Segundo reportagem da agência Reuters, diplomatas envolvidos na elaboração do acordo final do G20 afirmaram que o grupo chegou a um consenso sobre a menção às “contribuições voluntárias dos países em desenvolvimento para o financiamento climático, sem classificá-las como obrigações.”
Nos bastidores, integrantes da delegação brasileira minimizaram a menção às contribuições voluntárias por parte dos países em desenvolvimento, interpretada por alguns analistas como um sinal de que a China poderia abrir mais sua carteira no apoio ao financiamento climático.
Uma diplomata relembrou, inclusive, que a possibilidade de contribuições voluntárias por parte de países em desenvolvimento já estava prevista explicitamente no Acordo de Paris.
Recentemente, a China —que não integra o grupo de financiadores obrigatórios, mas cuja economia cresceu substancialmente desde a definição desses critérios, em 1992— vem liberando mais dados sobre a dimensão de suas contribuições voluntárias para a transição climática de outros emergentes.
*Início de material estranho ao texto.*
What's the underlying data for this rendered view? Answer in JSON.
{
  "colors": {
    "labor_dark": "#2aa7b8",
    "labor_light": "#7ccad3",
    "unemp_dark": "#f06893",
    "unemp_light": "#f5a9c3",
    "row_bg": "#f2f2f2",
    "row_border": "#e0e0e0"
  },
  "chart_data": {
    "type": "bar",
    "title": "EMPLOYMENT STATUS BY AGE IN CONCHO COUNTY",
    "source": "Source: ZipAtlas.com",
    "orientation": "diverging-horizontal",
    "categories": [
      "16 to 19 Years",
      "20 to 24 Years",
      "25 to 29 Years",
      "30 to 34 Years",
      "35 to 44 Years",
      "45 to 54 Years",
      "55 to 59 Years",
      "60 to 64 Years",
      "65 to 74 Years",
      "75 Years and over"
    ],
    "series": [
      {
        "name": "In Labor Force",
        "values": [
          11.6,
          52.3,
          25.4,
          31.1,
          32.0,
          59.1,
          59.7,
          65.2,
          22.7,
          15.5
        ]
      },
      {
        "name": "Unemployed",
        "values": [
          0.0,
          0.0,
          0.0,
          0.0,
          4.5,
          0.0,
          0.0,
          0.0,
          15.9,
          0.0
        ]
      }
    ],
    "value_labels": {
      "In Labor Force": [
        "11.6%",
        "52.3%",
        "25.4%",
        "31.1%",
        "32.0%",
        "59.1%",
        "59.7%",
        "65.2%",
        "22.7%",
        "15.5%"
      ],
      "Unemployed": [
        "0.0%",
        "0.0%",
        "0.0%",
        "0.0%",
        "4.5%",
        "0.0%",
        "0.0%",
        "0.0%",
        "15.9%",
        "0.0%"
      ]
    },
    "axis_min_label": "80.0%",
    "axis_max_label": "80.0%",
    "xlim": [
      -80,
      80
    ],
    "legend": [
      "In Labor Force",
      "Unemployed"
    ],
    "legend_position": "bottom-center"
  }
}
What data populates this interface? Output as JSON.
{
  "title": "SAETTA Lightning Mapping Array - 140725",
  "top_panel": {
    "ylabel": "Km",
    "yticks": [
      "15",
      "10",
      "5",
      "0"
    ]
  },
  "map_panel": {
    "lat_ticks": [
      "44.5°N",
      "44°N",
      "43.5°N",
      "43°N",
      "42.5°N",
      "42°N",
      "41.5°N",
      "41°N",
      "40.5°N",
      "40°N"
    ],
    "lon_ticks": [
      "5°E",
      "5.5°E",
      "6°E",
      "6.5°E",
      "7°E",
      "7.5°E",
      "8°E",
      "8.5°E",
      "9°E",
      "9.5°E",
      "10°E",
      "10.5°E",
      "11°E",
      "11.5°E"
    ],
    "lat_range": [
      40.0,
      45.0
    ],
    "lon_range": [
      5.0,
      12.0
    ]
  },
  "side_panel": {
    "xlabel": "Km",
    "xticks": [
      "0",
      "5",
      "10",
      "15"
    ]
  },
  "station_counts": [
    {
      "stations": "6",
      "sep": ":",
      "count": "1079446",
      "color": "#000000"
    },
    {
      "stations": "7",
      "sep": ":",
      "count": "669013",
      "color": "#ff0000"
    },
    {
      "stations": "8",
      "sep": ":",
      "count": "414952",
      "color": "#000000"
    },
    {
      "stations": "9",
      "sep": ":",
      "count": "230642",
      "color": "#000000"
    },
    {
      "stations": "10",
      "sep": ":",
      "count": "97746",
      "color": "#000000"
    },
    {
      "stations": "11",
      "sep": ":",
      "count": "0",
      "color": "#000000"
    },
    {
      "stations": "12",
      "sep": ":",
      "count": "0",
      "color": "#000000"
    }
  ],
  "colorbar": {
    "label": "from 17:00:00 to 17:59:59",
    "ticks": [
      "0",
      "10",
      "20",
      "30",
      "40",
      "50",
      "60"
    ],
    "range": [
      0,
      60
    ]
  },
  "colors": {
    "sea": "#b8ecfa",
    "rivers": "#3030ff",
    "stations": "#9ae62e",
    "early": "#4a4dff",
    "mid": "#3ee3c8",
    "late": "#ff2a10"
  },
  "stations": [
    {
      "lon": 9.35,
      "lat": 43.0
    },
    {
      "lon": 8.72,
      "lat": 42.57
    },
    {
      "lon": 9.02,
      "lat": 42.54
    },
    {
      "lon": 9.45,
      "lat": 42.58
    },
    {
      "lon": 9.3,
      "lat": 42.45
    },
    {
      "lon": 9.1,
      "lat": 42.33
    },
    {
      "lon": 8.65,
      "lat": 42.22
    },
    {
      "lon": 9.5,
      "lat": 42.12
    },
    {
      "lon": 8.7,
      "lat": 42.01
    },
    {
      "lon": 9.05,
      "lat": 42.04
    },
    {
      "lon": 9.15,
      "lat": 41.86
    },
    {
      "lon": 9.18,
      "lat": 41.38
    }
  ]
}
Pequim afirma já ter desembolsado mais de US$ 24,5 bilhões (R$ 137,8 bilhões), desde 2016, em verbas para apoiar questões climáticas em países em desenvolvimento.
A atual meta de contribuição financeira dos países ricos, acordada para o período de 2020 a 2025, prevê US$ 100 bilhões (R$ 574,6 bi) anuais em recursos para as nações mais pobres. Embora um relatório da OCDE afirme que esse valor foi alcançado nos últimos dois anos, diversos levantamentos e países, incluindo o Brasil, consideram que essa cifra jamais foi entregue aos países em desenvolvimento.
Além de ter disponibilizado menos dinheiro, os países mais ricos também fizeram a maior parte da transferência de recursos por meio de empréstimos —e não de doações públicas—, o que contribuiu para o endividamento das nações em desenvolvimento.
Nas negociações da nova meta de financiamento em Baku, os países em desenvolvimento querem um aumento expressivo das contribuições, que deveriam passar de US$ 1 trilhão para fazer face às despesas crescentes relacionadas às questões climáticas.
As nações mais ricas, porém, pressionam pela metade desse valor, querem ampliar a base de doadores e ainda incluir no cálculo os repasses da iniciativa privada, que não é permitido atualmente.
Percalços
Depois de uma sequência de percalços diplomáticos, incluindo a demora na definição da agenda no primeiro dia da conferência, a COP29 foi palco de atrito entre a França e o Azerbaijão, que levou a ministra do Meio Ambiente francesa, Agnès Pannier-Runacher, a cancelar sua ida a Baku. A rusga deveu-se a declarações do presidente azeri, Ilham Aliyev, sobre “crimes coloniais” da França em seus territórios ultramarinos.
Passado esses primeiros desastres, a liderança azeri da COP29 convocou o Brasil e o Reino Unido a auxiliarem nas discussões da NCQG. Nas negociações climáticas, é comum que as presidências, na reta final das negociações políticas, convoquem cofacilitadores para auxiliar na interlocução com os diversos blocos de países.
Comumente, são designados dois representantes, um dos países ricos e outro do grupo em desenvolvimento. Os azeris foram mais longe e convocaram o Brasil, sede da próxima COP, e o Reino Unido que, em 2021, foi anfitrião da última conferência do clima em um país desenvolvido, em Glasgow.
A embaixadora Liliam Chagas, diretora do departamento de clima do Ministério das Relações Exteriores, afirmou que o Brasil pretende trabalhar para sair da COP29 com um resultado abrangente. “O objetivo é um pacote completo de decisões. O novo objetivo de financiamento, a finalização do artigo 6 [do Acordo de Paris, sobre quem deve doar os recursos], os indicadores para as metas de adaptação, a transição justa, a mitigação, mecanismos de tecnologia e o diálogo sobre o balanço global.”
A cinco dias do fim da conferência, com vários desses temas enfrentando resistência, negociadores de outros países não têm compartilhado esse entusiasmo. Nos corredores da COP29, delegados e membros da sociedade civil dão sinais de desânimo quanto às perspectivas do encontro.